STUDENTS CELEBRATE AFRICAN AMERICAN LEADERS
LESSONS IN BLACK HISTORY
Saturday, February 18, 2017 10:03 AM
George Washington Carver. Rosa Parks. Ruby Bridges. Harriet Tubman. Martin Luther King. Frederick Douglass.
Allison Ehrnreiter, Jesselynn Goldsmith and Delaney Moore. (Staff photo by Phyllis McLaughlinemail@example.com)
They were all celebrated as great African American leaders this past week by kindergartners at E.O. Muncie Elementary School, as part of their studies focusing on Black History Month.
The students picked their favorite African American leader and gave oral reports to their classmates Friday afternoon.
“George Washington Carver was a scientist who studied plants,” said Delaney Moore. “He was the first African American student and professor at his college in Iowa.”
Jesselynn Goldsmith and Allison Ehrnreiter both wrote about Rosa Parks.
In the hallway before the presentations, the girls took turns reading their papers, using pointer sticks: “Rosa Parks was a leader.

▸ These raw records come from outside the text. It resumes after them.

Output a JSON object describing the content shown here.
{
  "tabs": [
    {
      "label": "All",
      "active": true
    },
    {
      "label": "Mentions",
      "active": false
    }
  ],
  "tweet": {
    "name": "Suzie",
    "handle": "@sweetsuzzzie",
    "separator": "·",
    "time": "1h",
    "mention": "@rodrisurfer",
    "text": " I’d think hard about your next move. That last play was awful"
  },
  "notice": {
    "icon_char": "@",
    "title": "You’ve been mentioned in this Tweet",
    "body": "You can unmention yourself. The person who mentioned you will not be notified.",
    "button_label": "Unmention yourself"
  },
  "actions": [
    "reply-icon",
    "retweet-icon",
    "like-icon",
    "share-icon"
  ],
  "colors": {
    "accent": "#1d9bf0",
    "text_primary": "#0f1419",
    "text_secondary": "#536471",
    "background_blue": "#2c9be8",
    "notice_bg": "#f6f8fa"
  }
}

She helped to end the unfair treatment of many people. She helped public transportation.”
RaeAnne Reece gave even more information about Parks during her report. “All the black people had to sit in the back and the white people sat in the front,” of the public bus, she explained, and told about how Parks was told by a white man to give up her seat in the front of the bus.

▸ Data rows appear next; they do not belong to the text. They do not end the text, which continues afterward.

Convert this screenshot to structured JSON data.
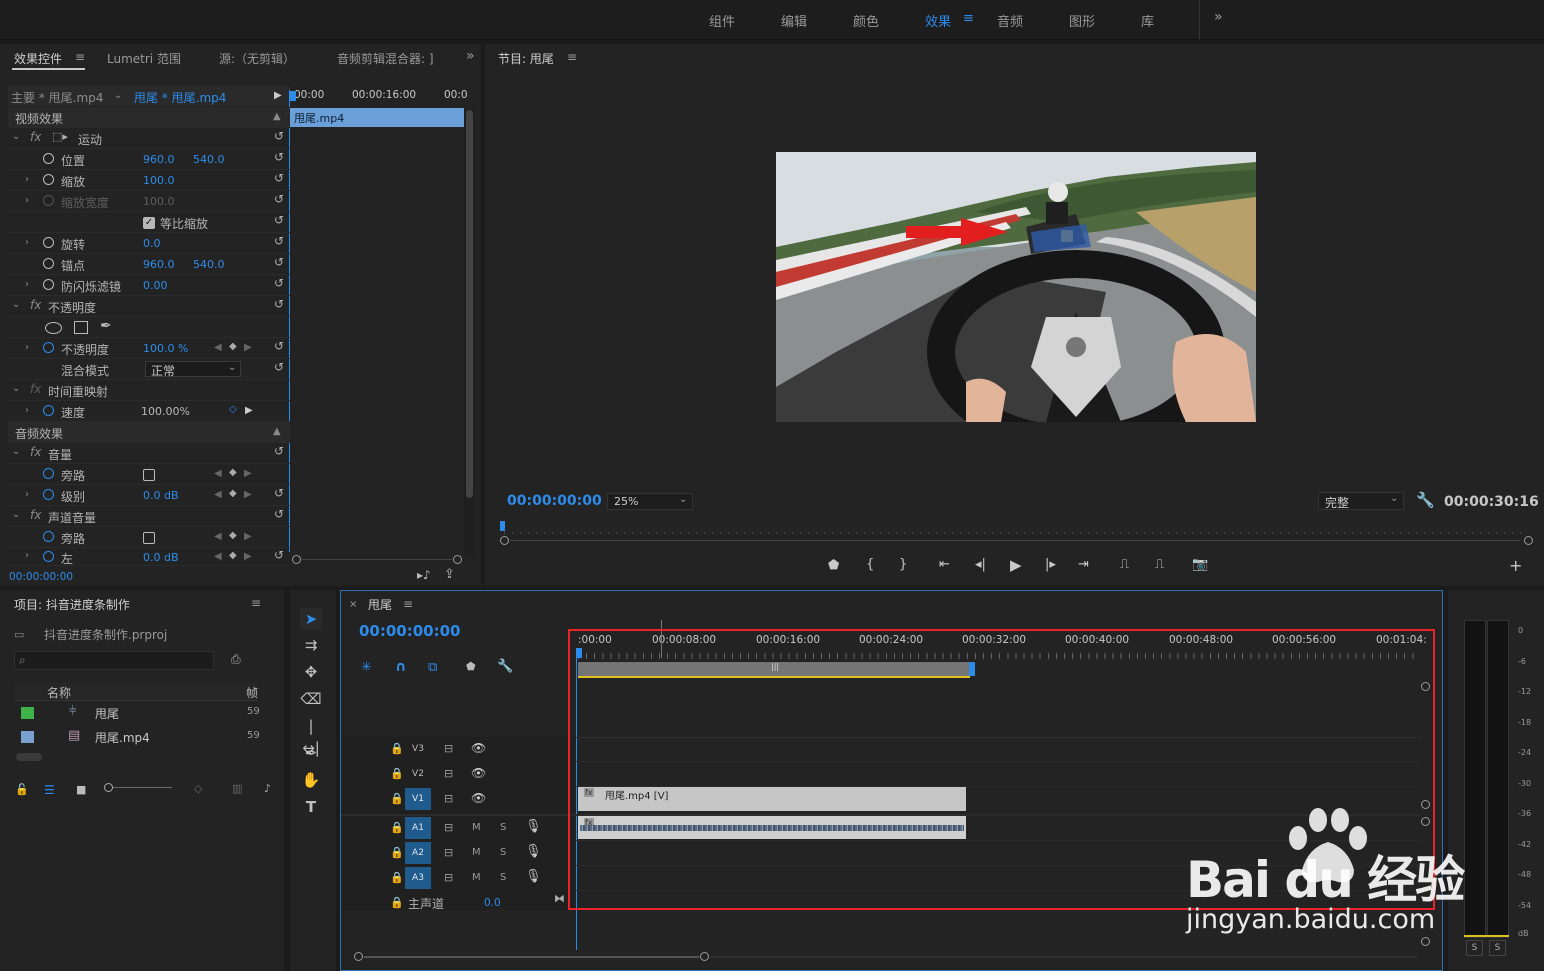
{
  "workspace_tabs": [
    "组件",
    "编辑",
    "颜色",
    "效果",
    "音频",
    "图形",
    "库"
  ],
  "workspace_active": "效果",
  "effect_controls": {
    "tabs": [
      "效果控件",
      "Lumetri 范围",
      "源:（无剪辑）",
      "音频剪辑混合器: ]"
    ],
    "master_clip": "主要 * 甩尾.mp4",
    "active_clip": "甩尾 * 甩尾.mp4",
    "ruler_times": [
      "00:00",
      "00:00:16:00",
      "00:0"
    ],
    "clip_name": "甩尾.mp4",
    "video_section": "视频效果",
    "motion": "运动",
    "position": {
      "label": "位置",
      "x": "960.0",
      "y": "540.0"
    },
    "scale": {
      "label": "缩放",
      "value": "100.0"
    },
    "scale_width": {
      "label": "缩放宽度",
      "value": "100.0"
    },
    "uniform_scale": "等比缩放",
    "rotation": {
      "label": "旋转",
      "value": "0.0"
    },
    "anchor": {
      "label": "锚点",
      "x": "960.0",
      "y": "540.0"
    },
    "antiflicker": {
      "label": "防闪烁滤镜",
      "value": "0.00"
    },
    "opacity_fx": "不透明度",
    "opacity": {
      "label": "不透明度",
      "value": "100.0 %"
    },
    "blend": {
      "label": "混合模式",
      "value": "正常"
    },
    "time_remap": "时间重映射",
    "speed": {
      "label": "速度",
      "value": "100.00%"
    },
    "audio_section": "音频效果",
    "volume_fx": "音量",
    "bypass": "旁路",
    "level": {
      "label": "级别",
      "value": "0.0 dB"
    },
    "channel_fx": "声道音量",
    "bypass2": "旁路",
    "left": {
      "label": "左",
      "value": "0.0 dB"
    },
    "timecode": "00:00:00:00"
  },
  "program": {
    "title": "节目: 甩尾",
    "timecode": "00:00:00:00",
    "zoom": "25%",
    "quality": "完整",
    "duration": "00:00:30:16"
  },
  "project": {
    "title": "项目: 抖音进度条制作",
    "file": "抖音进度条制作.prproj",
    "col_name": "名称",
    "col_frame": "帧",
    "items": [
      {
        "name": "甩尾",
        "frames": "59",
        "color": "#3db34a"
      },
      {
        "name": "甩尾.mp4",
        "frames": "59",
        "color": "#7aa0d0"
      }
    ]
  },
  "timeline": {
    "title": "甩尾",
    "timecode": "00:00:00:00",
    "ruler": [
      ":00:00",
      "00:00:08:00",
      "00:00:16:00",
      "00:00:24:00",
      "00:00:32:00",
      "00:00:40:00",
      "00:00:48:00",
      "00:00:56:00",
      "00:01:04:"
    ],
    "tracks": [
      "V3",
      "V2",
      "V1",
      "A1",
      "A2",
      "A3"
    ],
    "track_m": "M",
    "track_s": "S",
    "video_clip": "甩尾.mp4 [V]",
    "master": "主声道",
    "master_val": "0.0"
  },
  "meter": {
    "ticks": [
      "0",
      "-6",
      "-12",
      "-18",
      "-24",
      "-30",
      "-36",
      "-42",
      "-48",
      "-54",
      "dB"
    ],
    "solo": [
      "S",
      "S"
    ]
  },
  "watermark": {
    "brand": "Bai du 经验",
    "url": "jingyan.baidu.com"
  }
}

“The cops came,” RaeAnne said.
“What did she do,” asked her teacher Lindsay Bullock.
“She said ‘no.’ ”
Hunter Scudder spoke about one white man’s role in black history.
“Abraham Lincoln was the 16th president. He signed the Emancipation Proclamation to free slaves.”
Ruby Bridges was the first African American girl in New Orleans to attend William Frantz Elementary School in New Orleans in the spring of 1960. She had to be escorted by U.S. Marshals every day for the first year because of anti-desegregation sentiment.
“I think Ruby Bridges was a brave African American leader because she was brave when the white people teased her,” said Jaden Johnson, who is about the same age as Bridges was at the time. “I can be brave like Ruby Bridges by standing up for my family.”
“I can be brave like Ruby Bridges by standing up for other people,” said Thomas McDonald.
Yuzuki Kumihiro gave her presentation in the hallway. “Martin L. King Jr. was a leader. He gave the ‘I have a dream’ speech.’ ”
Art projects lining the hallway outside the kindergarten classrooms included what the students’ dreams are for their school. One group project stated: “We have a dream that the world would share everything! That every one would be nice to each other!”